We’re impatient! Can we have one key take-away from your presentation?

If you build it, they will come! Also, build once, for many. We built the platform and the infrastructure and proved they can work. Since showcasing it around the wider business it has generated lots of interest in how else it can be used. Changes and tweaks can be made relatively easily.

What’s the single biggest issue facing marketers in your sector at the moment?

Budget, which will always be the case. Showcasing a solid business case is hugely important and having buy-in from the right people is imperative in getting a project off the ground. Using the mantra ‘build once, for many’ helps strengthen the business case and confirm buy-in.

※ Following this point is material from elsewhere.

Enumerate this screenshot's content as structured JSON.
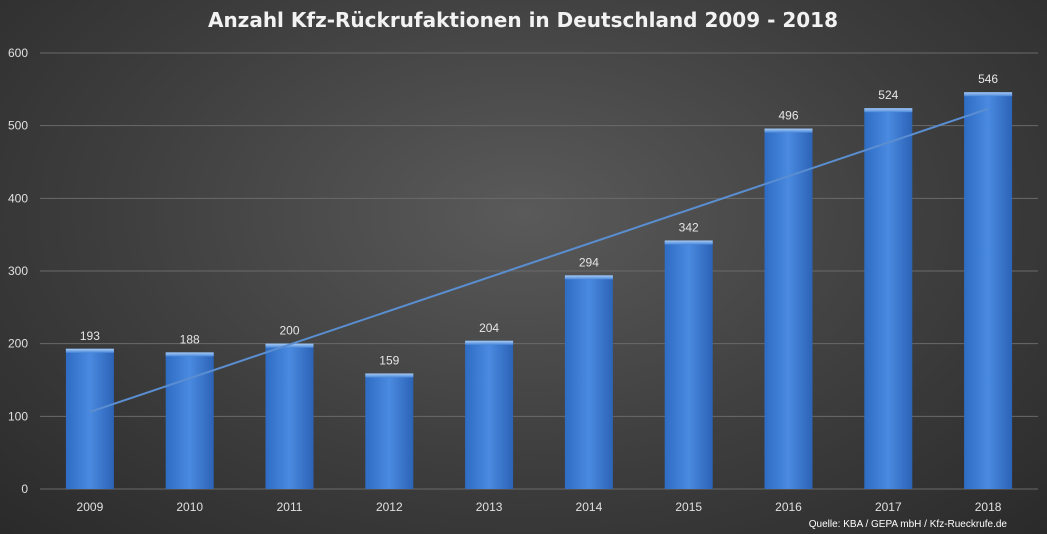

Scalability is very important in our business so allowing for easy changes such as translation is important. You also need a mix of the correct expertise – business, marketing and technical. And you need to use those in an agile manner.

If we provided you with a magic wand that enabled you to make one change to the digital marketing landscape, what would it be?

More open sharing. There is so much information and data out there today. This will continue to grow, and if people can share best practices and even platforms or code, it helps keep costs down, strengthen the business case and appeal to customers’ needs. Google is a great example. Simply changing our maps from Bing to Google was widely received because it is so familiar and intuitive for people to use. If there is more sharing, and the digital landscape continues to focus on being more user-friendly and sharing best practices, that can only be a good thing.

Anything else you’d like to tell us?

Data is paramount – clean and accurate data. Throughout this project accurate data was always our number one priority. You can have the fanciest looking tool out there but if the data is wrong people won’t come back and use it again. That was one of our biggest issues, as we receive data from over 140 countries, in different languages, formats etc., so cleansing, standardising and geo-coding can be difficult.